Under the deal, endorsed by South Korean President Moon Jae-in’s predecessor and Japanese Prime Minister Shinzo Abe, Japan apologised to former comfort women and provided 1 billion yen (US$8.8 million) to a fund to help them.

South Korean Foreign Minister Kang Kyung-wha. Photo: AP
South Korean Foreign Minister Kang Kyung-wha. Photo: AP

The two governments agreed the issue would be “irreversibly resolved” if both fulfilled their obligations.

But Moon has said the South Korean people did not accept the deal.

The investigation concluded that the dispute over the comfort women, a Japanese euphemism for the girls and women, many of them Korean, forced to work in wartime brothels, could not be “fundamentally resolved” because the victims’ demand for Japan’s legal compensation had not been met.

Tokyo, however, insists the matter of compensation for the women was settled under a 1965 treaty with Seoul.

On Wednesday, Japanese Foreign Minister Taro Kono saying that seeking to change the 2015 deal is “totally unacceptable”.

“We see no problem in the process leading to the accord, which followed a legitimate negotiation process between the two governments,” Kono said, adding that Tokyo “strongly demands” Seoul steadily implement the deal.

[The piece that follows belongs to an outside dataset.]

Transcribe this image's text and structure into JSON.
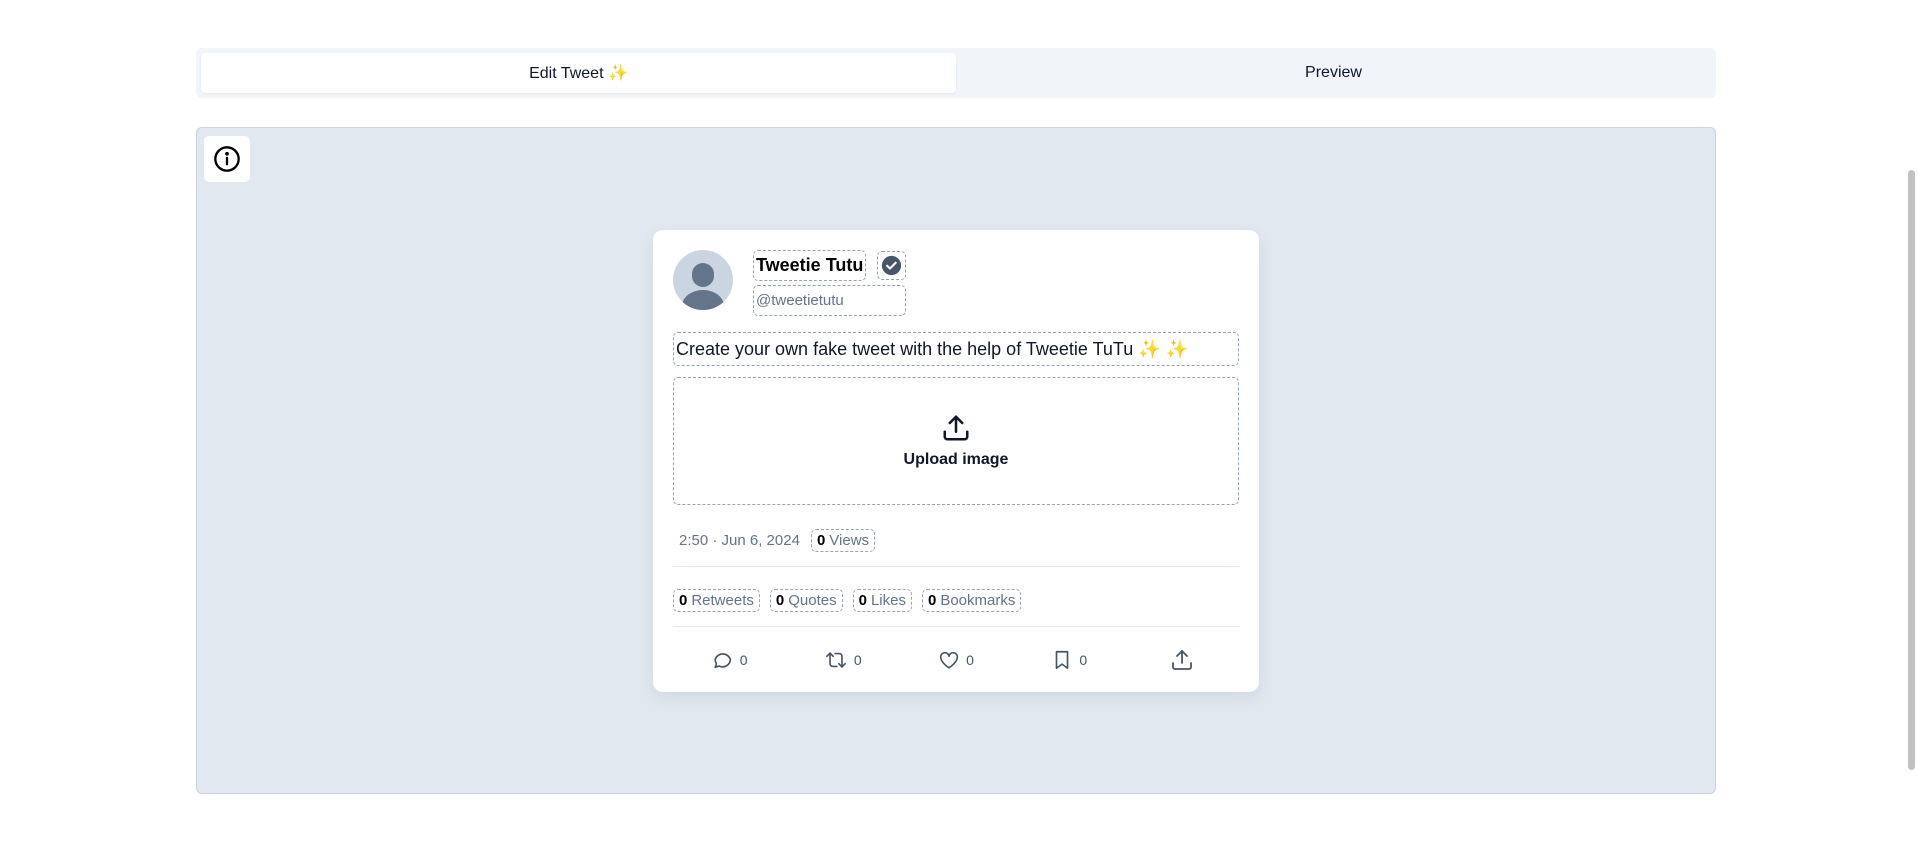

Kono lamented the report’s criticism of the deal, adding the Japanese government believes the accord was “highly acclaimed by the international community”.

“If the South Korean government seeks to change the accord ... based on this report, Japan-South Korea relations will become unmanageable and [it would be] totally unacceptable,” Kono said.

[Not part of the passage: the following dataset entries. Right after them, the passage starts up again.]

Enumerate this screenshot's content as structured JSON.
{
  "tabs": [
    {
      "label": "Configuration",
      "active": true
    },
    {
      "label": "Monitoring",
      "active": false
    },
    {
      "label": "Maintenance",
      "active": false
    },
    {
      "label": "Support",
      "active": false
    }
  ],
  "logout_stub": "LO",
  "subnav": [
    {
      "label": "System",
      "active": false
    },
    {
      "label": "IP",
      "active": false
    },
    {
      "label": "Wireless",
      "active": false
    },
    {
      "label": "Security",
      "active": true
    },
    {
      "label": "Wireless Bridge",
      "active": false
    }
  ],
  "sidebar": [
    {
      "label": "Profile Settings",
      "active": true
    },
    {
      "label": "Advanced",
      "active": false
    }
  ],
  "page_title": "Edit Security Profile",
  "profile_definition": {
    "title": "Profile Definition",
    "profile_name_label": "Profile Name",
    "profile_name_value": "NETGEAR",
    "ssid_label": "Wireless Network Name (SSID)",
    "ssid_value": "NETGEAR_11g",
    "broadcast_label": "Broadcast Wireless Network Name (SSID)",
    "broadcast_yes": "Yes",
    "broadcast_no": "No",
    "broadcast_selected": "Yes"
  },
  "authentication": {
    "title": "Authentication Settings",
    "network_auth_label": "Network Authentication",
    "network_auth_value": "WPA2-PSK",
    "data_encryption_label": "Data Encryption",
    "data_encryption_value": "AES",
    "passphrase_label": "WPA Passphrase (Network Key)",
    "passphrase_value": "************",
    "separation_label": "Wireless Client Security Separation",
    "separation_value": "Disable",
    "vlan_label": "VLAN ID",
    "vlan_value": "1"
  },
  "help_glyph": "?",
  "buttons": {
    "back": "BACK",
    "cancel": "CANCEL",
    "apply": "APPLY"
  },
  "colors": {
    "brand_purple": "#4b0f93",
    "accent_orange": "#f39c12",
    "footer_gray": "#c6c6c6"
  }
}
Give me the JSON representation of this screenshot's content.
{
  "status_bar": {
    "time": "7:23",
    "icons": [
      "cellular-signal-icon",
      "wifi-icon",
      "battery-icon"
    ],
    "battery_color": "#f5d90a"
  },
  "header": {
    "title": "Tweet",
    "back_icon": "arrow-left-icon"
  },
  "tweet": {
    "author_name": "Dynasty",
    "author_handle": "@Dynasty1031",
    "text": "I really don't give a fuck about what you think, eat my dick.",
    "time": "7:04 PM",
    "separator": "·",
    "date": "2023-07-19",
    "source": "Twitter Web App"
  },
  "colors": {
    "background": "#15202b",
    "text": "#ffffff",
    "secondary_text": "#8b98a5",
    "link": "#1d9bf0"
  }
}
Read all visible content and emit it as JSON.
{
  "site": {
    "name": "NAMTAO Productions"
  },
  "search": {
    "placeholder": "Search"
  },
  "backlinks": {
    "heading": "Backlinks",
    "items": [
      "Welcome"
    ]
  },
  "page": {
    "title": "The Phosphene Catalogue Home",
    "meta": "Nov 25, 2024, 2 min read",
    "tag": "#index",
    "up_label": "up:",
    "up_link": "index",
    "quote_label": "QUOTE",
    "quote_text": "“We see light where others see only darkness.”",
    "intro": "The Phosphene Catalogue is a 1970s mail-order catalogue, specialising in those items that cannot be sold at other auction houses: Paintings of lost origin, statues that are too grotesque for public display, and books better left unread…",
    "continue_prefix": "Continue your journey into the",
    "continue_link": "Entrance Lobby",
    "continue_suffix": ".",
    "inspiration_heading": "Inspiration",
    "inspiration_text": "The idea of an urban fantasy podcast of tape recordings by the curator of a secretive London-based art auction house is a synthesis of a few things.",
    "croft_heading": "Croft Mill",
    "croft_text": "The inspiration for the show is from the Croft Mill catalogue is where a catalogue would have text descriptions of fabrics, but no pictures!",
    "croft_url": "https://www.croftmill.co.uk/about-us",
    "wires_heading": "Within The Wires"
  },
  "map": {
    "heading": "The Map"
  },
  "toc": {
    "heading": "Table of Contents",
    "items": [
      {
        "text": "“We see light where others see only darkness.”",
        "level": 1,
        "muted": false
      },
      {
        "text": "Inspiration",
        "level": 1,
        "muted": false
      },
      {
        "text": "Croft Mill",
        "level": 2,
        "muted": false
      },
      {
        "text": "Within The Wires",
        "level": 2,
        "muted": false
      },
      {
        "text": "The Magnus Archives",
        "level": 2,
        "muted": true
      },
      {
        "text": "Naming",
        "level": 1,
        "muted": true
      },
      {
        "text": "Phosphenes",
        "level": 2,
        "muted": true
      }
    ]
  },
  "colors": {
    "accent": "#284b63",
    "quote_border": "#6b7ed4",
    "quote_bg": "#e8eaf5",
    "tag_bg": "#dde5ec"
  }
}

Before the South Korean report was published, Japanese Chief Cabinet Secretary Yoshihide Suga said the agreement that the issue had been resolved “finally and irreversibly” had been confirmed by both governments.

South Korean former ‘comfort women’ Gil Won-Ok (L) and Kim Bok-Dong (C), who were forced into sexual slavery for Japanese soldiers during the second world war. File photo: AFP
South Korean former ‘comfort women’ Gil Won-Ok (L) and Kim Bok-Dong (C), who were forced into sexual slavery for Japanese soldiers during the second world war. File photo: AFP

“It is extremely important that this agreement be steadily implemented,” Suga told a regular news conference.

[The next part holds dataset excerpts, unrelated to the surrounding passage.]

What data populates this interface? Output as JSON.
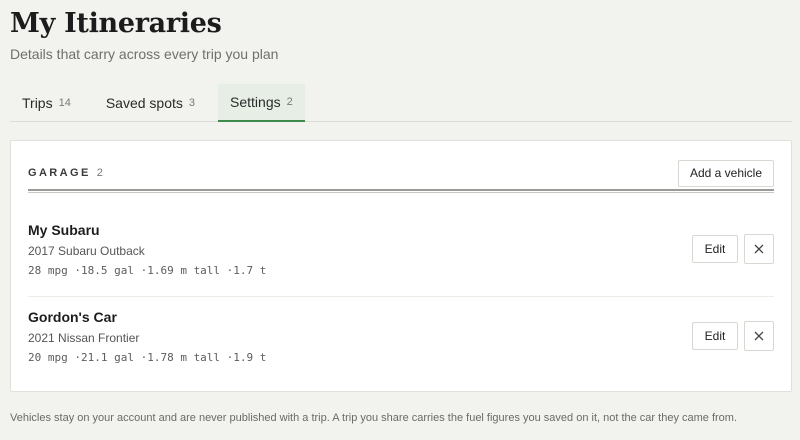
{
  "header": {
    "title": "My Itineraries",
    "subtitle": "Details that carry across every trip you plan"
  },
  "tabs": [
    {
      "label": "Trips",
      "count": "14"
    },
    {
      "label": "Saved spots",
      "count": "3"
    },
    {
      "label": "Settings",
      "count": "2"
    }
  ],
  "active_tab": "Settings",
  "garage": {
    "title": "GARAGE",
    "count": "2",
    "add_label": "Add a vehicle",
    "vehicles": [
      {
        "name": "My Subaru",
        "model": "2017 Subaru Outback",
        "specs": "28 mpg ·18.5 gal ·1.69 m tall ·1.7 t",
        "edit_label": "Edit"
      },
      {
        "name": "Gordon's Car",
        "model": "2021 Nissan Frontier",
        "specs": "20 mpg ·21.1 gal ·1.78 m tall ·1.9 t",
        "edit_label": "Edit"
      }
    ]
  },
  "footnote": "Vehicles stay on your account and are never published with a trip. A trip you share carries the fuel figures you saved on it, not the car they came from.",
  "colors": {
    "background": "#f2f2ee",
    "accent": "#3f8a4f",
    "active_tab_bg": "#e6eee6"
  },
  "icons": {
    "delete": "close-icon"
  }
}
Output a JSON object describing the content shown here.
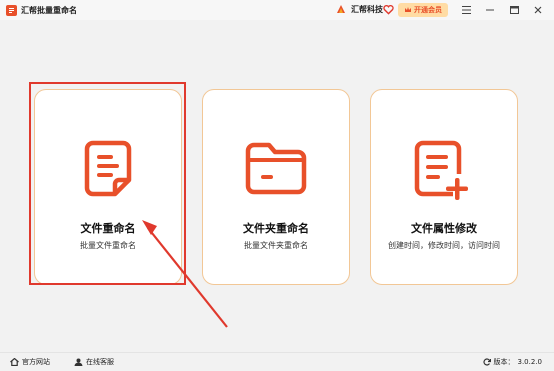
{
  "window": {
    "title": "汇帮批量重命名"
  },
  "header": {
    "brand_name": "汇帮科技",
    "vip_label": "开通会员"
  },
  "cards": [
    {
      "title": "文件重命名",
      "subtitle": "批量文件重命名"
    },
    {
      "title": "文件夹重命名",
      "subtitle": "批量文件夹重命名"
    },
    {
      "title": "文件属性修改",
      "subtitle": "创建时间，修改时间，访问时间"
    }
  ],
  "statusbar": {
    "website": "官方网站",
    "support": "在线客服",
    "version_label": "版本：",
    "version": "3.0.2.0"
  },
  "colors": {
    "accent": "#e8502a",
    "card_border": "#f2c796",
    "highlight": "#e0392d",
    "vip_bg": "#ffdca4"
  }
}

“The government will continue tenaciously to urge the South Korean side at every opportunity to steadily implement this agreement.”

South Korea and Japan are key to international efforts to rein in North Korea’s nuclear and missile programmes that it pursues in defiance of UN Security Council resolutions.

The comfort women issue has been a regular cause for contention between Japan and neighbours China and North and South Korea since the war.

Japan colonised the Korean peninsula between 1910 and 1945 and occupied parts of China before and during the second world war.

The South Korean government will review the result of the investigation and translate it into policy after consulting victims and civic groups that support them, Kang added.